Smart Surau adalah juga konsep pemberdayaan masjid sebagai pusat kegiatan keagamaan dan pendidikan bagi remaja, khususnya siswa SD dan SMP bertujuan untuk membentuk generasi muda yang religius, cerdas, dan berakhlak mulia. Surau yang dimaksud adalah masjid/mushalla yang tersebar di 104 Kelurahan kota Padang. Anak dan remaja usia SD dan SMP diharapkan aktif memberdayakan masjid/mushalla bukan sebatas tempat beribadah seperti shalat berjamaah, tetapi mendesain ragam kegiatan positif bagi anak dan remaja muslim. Kreativitas pengurus masjid sangat dinantikan.
Kesimpulan
Konsep "Kembali ke Surau", "Baliak Ba Surau", dan "Smart Surau" merupakan bagian dari upaya revitalisasi surau sebagai pusat pendidikan agama, sosial, dan budaya di Sumatera Barat. Masing-masing gagasan memiliki pendekatan yang berbeda namun tetap memiliki tujuan yang sama, yaitu mengembalikan peran surau sebagai pusat pembinaan karakter generasi muda.
Kembali ke Surau
Konsep ini menekankan pada upaya menghidupkan kembali fungsi surau sebagai pusat pendidikan agama dan sosial bagi masyarakat. Regulasi dalam Perda Sumatera Barat No. 9 Tahun 2000 mengamanatkan bahwa surau menjadi basis dalam sistem kembali ke nagari. Surau tidak hanya sekadar tempat ibadah, tetapi juga berperan dalam pendidikan agama, pembinaan karakter, serta sebagai benteng dari pengaruh negatif globalisasi. Namun, implementasi konsep ini masih menghadapi tantangan besar, terutama dalam mendapatkan perhatian dan dukungan dari generasi muda serta elit pemimpin saat ini.
Baliak Ba Surau
Program ini, yang dicanangkan pada tahun 2017 oleh Pemerintah Kabupaten Lima Puluh Kota, bertujuan untuk mengembalikan fungsi surau sebagai pusat pendidikan agama dan kehidupan sosial masyarakat Minangkabau. Surau difungsikan kembali sebagai tempat pembelajaran Islam, pengembangan kepemimpinan, serta latihan seni dan budaya seperti silat. Program ini juga menekankan pentingnya keberadaan seorang buya sebagai pemimpin surau yang didukung oleh nagari atau kaum. Namun, gaung gerakan ini mulai meredup, tergeser oleh dinamika politik dan perubahan sosial yang menggeser nilai-nilai adat dan agama dalam kehidupan masyarakat.
Smart Surau
Program unggulan Wali Kota Padang Fadly Amran dan Wakil Wali Kota Maigus Nasir ini mengusung konsep modernisasi surau dengan memanfaatkan teknologi digital. Dengan pemasangan WiFi gratis di 130 masjid serta penyediaan perangkat komputer dan gazebo digital, program ini bertujuan menjadikan masjid dan mushala sebagai pusat kegiatan yang menarik bagi generasi muda. Konsep "Smart" dalam Smart Surau merujuk pada lima pilar utama: Shalat yang Istiqamah, Masjid Dimakmurkan, Al-Qur’an sebagai Pedoman Hidup, Rajin Menuntut Ilmu, dan Teman yang Shaleh. Program ini diharapkan dapat menciptakan lingkungan yang kondusif bagi pertumbuhan spiritual dan intelektual generasi muda serta membentengi mereka dari pengaruh negatif.

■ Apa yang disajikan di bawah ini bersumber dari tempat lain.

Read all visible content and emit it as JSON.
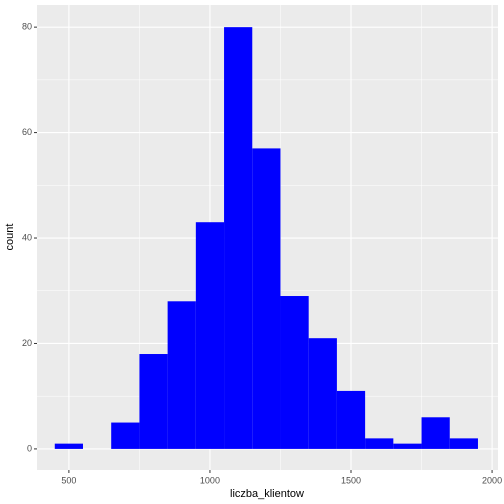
{
  "chart_data": {
    "type": "histogram",
    "x_label": "liczba_klientow",
    "y_label": "count",
    "bins": [
      450,
      550,
      650,
      750,
      850,
      950,
      1050,
      1150,
      1250,
      1350,
      1450,
      1550,
      1650,
      1750,
      1850,
      1950
    ],
    "values": [
      1,
      0,
      5,
      18,
      28,
      43,
      80,
      57,
      29,
      21,
      11,
      2,
      1,
      6,
      2
    ],
    "color": "#0000ff",
    "xlim": [
      387,
      2021
    ],
    "xticks": [
      500,
      1000,
      1500,
      2000
    ],
    "x_minor_ticks": [
      750,
      1250,
      1750
    ],
    "ylim": [
      -4,
      84.2
    ],
    "yticks": [
      0,
      20,
      40,
      60,
      80
    ],
    "y_minor_ticks": [
      10,
      30,
      50,
      70
    ],
    "grid": true
  }
}
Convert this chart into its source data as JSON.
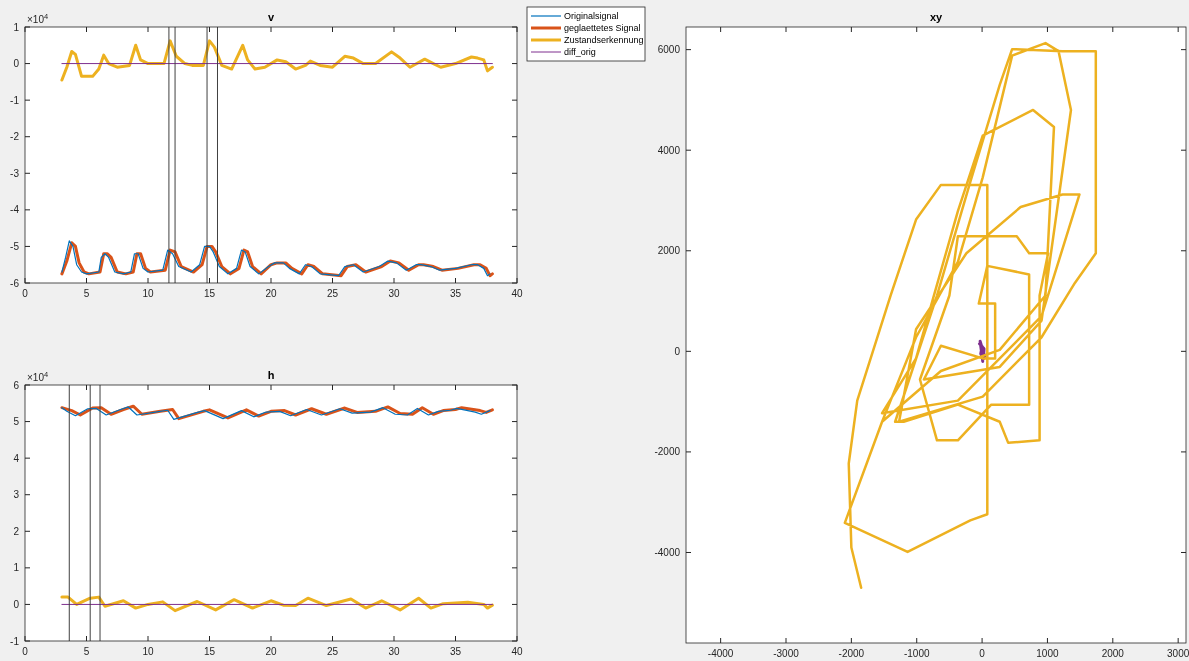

Meskipun ketiga konsep ini memiliki pendekatan yang berbeda, semuanya bertujuan untuk mengembalikan fungsi surau sebagai pusat pembinaan generasi muda dalam aspek agama, sosial, dan budaya. Tantangan terbesar dalam implementasi konsep ini adalah bagaimana menarik minat generasi muda dan mendapatkan dukungan penuh dari masyarakat serta pemangku kebijakan. Keberhasilan revitalisasi surau sangat bergantung pada sinergi antara pemerintah, masyarakat, dan tokoh agama dalam mengadaptasi konsep tradisional ke dalam realitas modern. DS. 27042025.